You have taught me that all negativity is a curse and all positivity is a blessing. That every pain or hurt I feel is not meant to happen. You have taught me to run away from these negativities by all possible means and run to the embrace of what you call, positivity. For instance, that time you told me not to tell Efua that I liked her because she might say she doesn’t like me and I might get upset. So to effectively avoid getting upset, it was better I said nothing in the first place.

Indeed fear, there is a reason why you are the most interesting of setbacks that have challenged me recently. You are interesting because you’re not an emotion born out of instinct like those of love and hatred and what-have-yous. You are an emotion born out of pure logic, making bare to my eyes dangers of certain choices I decide to make.

Now I know all your tricks and antics. I’m not going to sit back down and let you have the best of me. All you have told me is “don’t do this” and “don’t do that”. You have never suggested to me to do something. You cripple me, you don’t inspire me. Instead of stabilizing me with your rationalizations, you rather cause me to tremble.
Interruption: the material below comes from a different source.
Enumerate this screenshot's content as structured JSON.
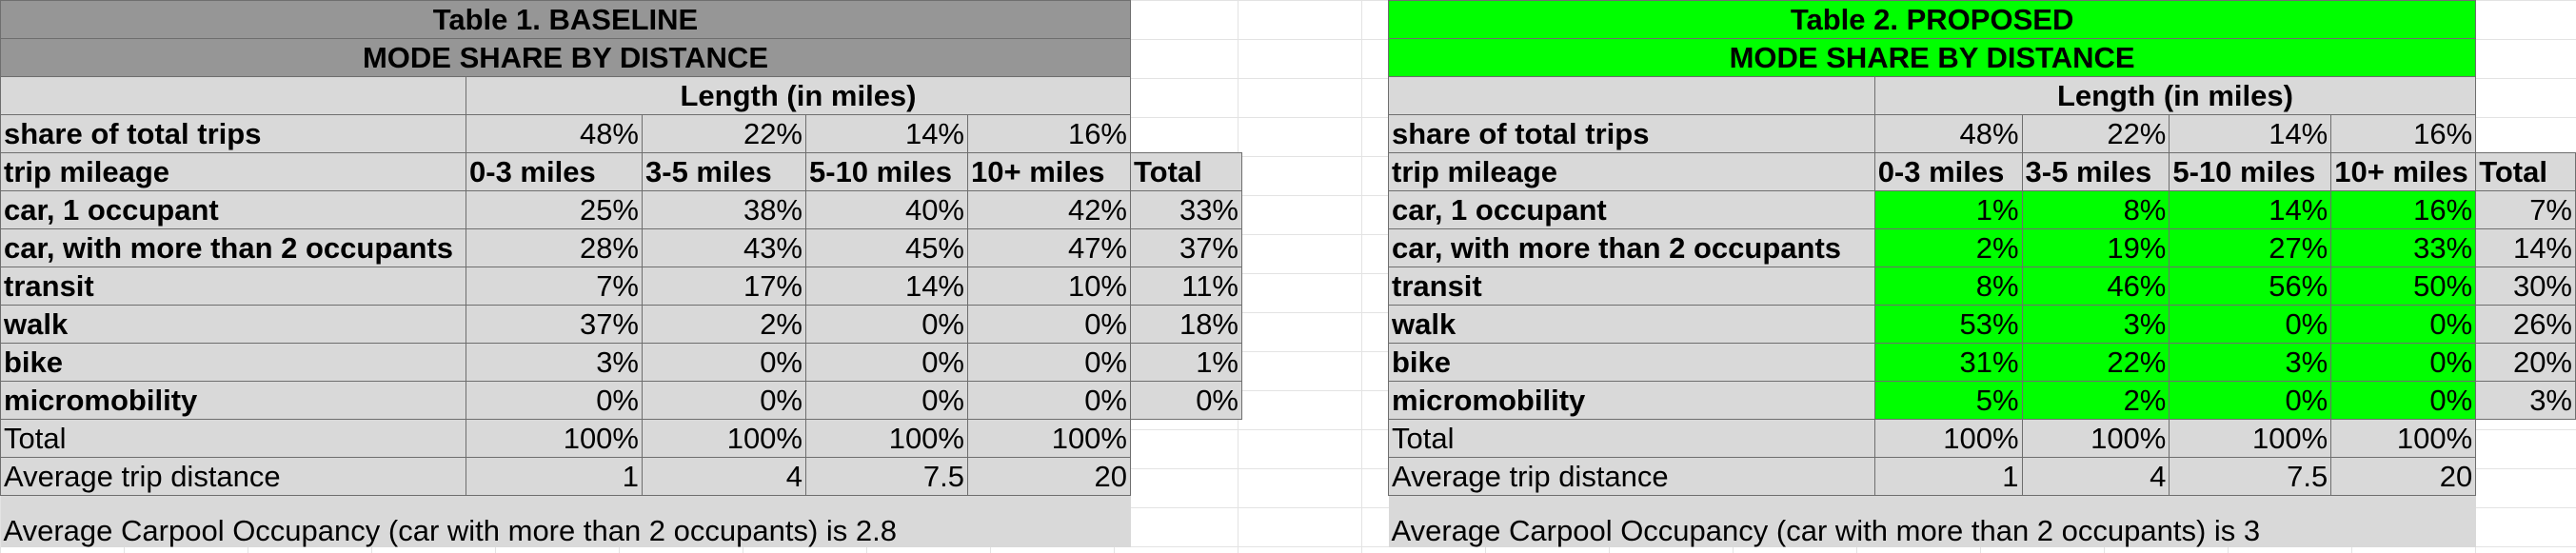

In the wake of this almost dying moment you have caused me.

erm.. lemme rephrase that:

I mean, in the wake of this almost dying moment I have allowed myself to encounter with you, I have to assert that there is nothing in this world I must fear, except for you yourself. And from now, I’m going to have that same reaction and repulsion towards you that you have caused me to (actually, I have allowed you to cause me to) have to every good opportunity that has come my way.